Coca-Cola Is Embracing AI and Chatbots in Preparation for a Digital-First Future

Chief digital officer David Godsman on new customer experiences

"We experiment in a lot of different areas," Godsman says, "and we have a global platform to do that."

When David Godsman joined Coca-Cola as chief digital officer nearly a year ago, his remit was to transform the traditionally brick-and-mortar business into a “consumer-centric beverage brand” for the digital era. Godsman—who spent the past several years in digital banking at Bank of America before heading up the company’s payments and commerce unit—is the first person in the role for the beverage brand. (The company also eliminated its CMO position and moved the role into another team focused on growth and customer experience.)

Coca-Cola is just one of many brands across a variety of industries grappling with how to serve consumers through new digital platforms. Using data, artificial intelligence and connected devices, it’s trying to rapidly test and enact new customer experiences and services.

“This is a large digital transformation exclusive to the Coca-Cola Company,” he said. “It isn’t about changing digital experiences but also about helping customers make decisions in a more effective manner. It’s about an operational transition.”

Adweek: How do you approach R&D and investment in innovation?
David Godsman: We experiment in a lot of different areas, and we have a global platform to do that. A simple example is when we wanted to look at the opportunity of vending and loyalty, Japan was an ideal market for that, and now we’re taking those learnings and applying them elsewhere around the world. What we do is generally experiment with things, and when we think things have grown to the point where they could become what is considered a “best practice,” we then start to syndicate those business units across all of our marketers to make sure that the learning is moving as fast as possible. And then ultimately, as they mature they become more commercialized, where generally we know everybody is adopting the same discipline.

Big in Japan Coca-Cola’s experiment with AI-powered vending machines is a hit.

I hear you’ve been testing AI-powered vending machines. 
We’ve got a number of different examples going in the system focused on the vending side of the business. In Japan, one of our largest markets, we’ve got a platform called Coke On. Coke On is essentially a mobile-driven loyalty platform that allows you to walk up to any of the 1 million vending machines in Japan—200,000 in Tokyo alone—and actually be able to redeem loyalty rewards with just the flip of your thumb. It’s leveraging that across the vending network. We’ve also looked at some forms of AI in terms of optimizing how our vending machines are placed and where they’re placed to ensure we’re meeting consumer demand based off of patterns and things of that nature. I would say it’s been a lot of trial. The Coke On app has been incredibly successful; it’s approaching 6 million downloads. People are using it with great frequency.

What do you plan to implement elsewhere in other markets based on that?
People enjoy engaging with vending machines. That may be an assumed fact, but what we see as a reality is people do enjoy engaging with a digital experience as part of a vending transaction, so that’s been interesting. People do vary their beverages and their beverage selections as they do that, but they also appreciate the instant gratification of not only receiving the reward recognition for a purchase but also being able to use digital as a mechanism to redeem that reward. It’s a very fun thing. You literally walk up to a vending machine—the app can determine which vending machine you’re standing in front of anywhere. It pulls up the beverages that are already in it with real-time inventory and presents that back to you on the mobile app as you’re standing in front of the vending machine so you can select from any of those beverages.

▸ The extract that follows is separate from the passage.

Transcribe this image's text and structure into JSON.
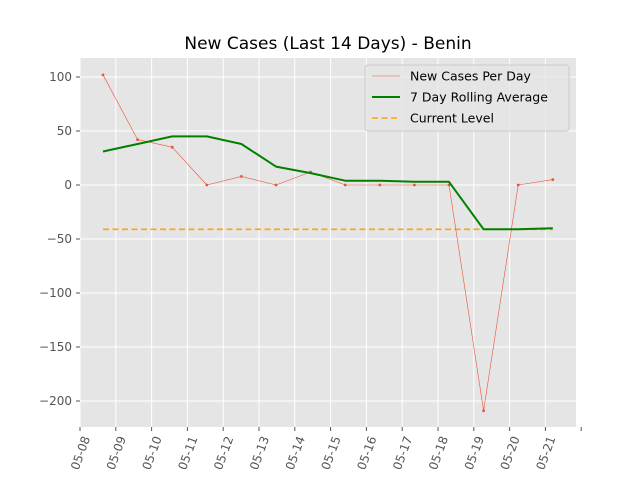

You’ve also been experimenting with chatbots. How are they doing?
It’s very much still in its infancy. What we were trying to explore was [how to] effectively use chatbots in serving scenarios. We know that consumers find there is great convenience in being able to find quick answers or to address thoughts that they have. So we’ve tested a little bit in that space (such as using chatbots in the vending machines), but haven’t gone as far as creating highly brand-centric chatbots. We think there’s a lot still to play out there. Frankly, we’re already focused on the voice element.

How do you use data holistically across Coca-Cola and with its brands?
I would say we’re moving from a model where we knew you consumed a brand of ours, but we only knew you in the context of that brand, to a model where we can recognize [a consumer] across every brand that they consume or has affinity for within the Coca-Cola portfolio. And when we start to be able to do that, the relationship and the dialogue we can have with you as a consumer is significantly greater than if we just knew you as a Sprite consumer or just only as a Coca-Cola consumer. So it allows us to help shift the conversation into a broader portfolio conversation and to ensure that consumers have awareness of all the brand and portfolios that are a part of the Coca-Cola Company.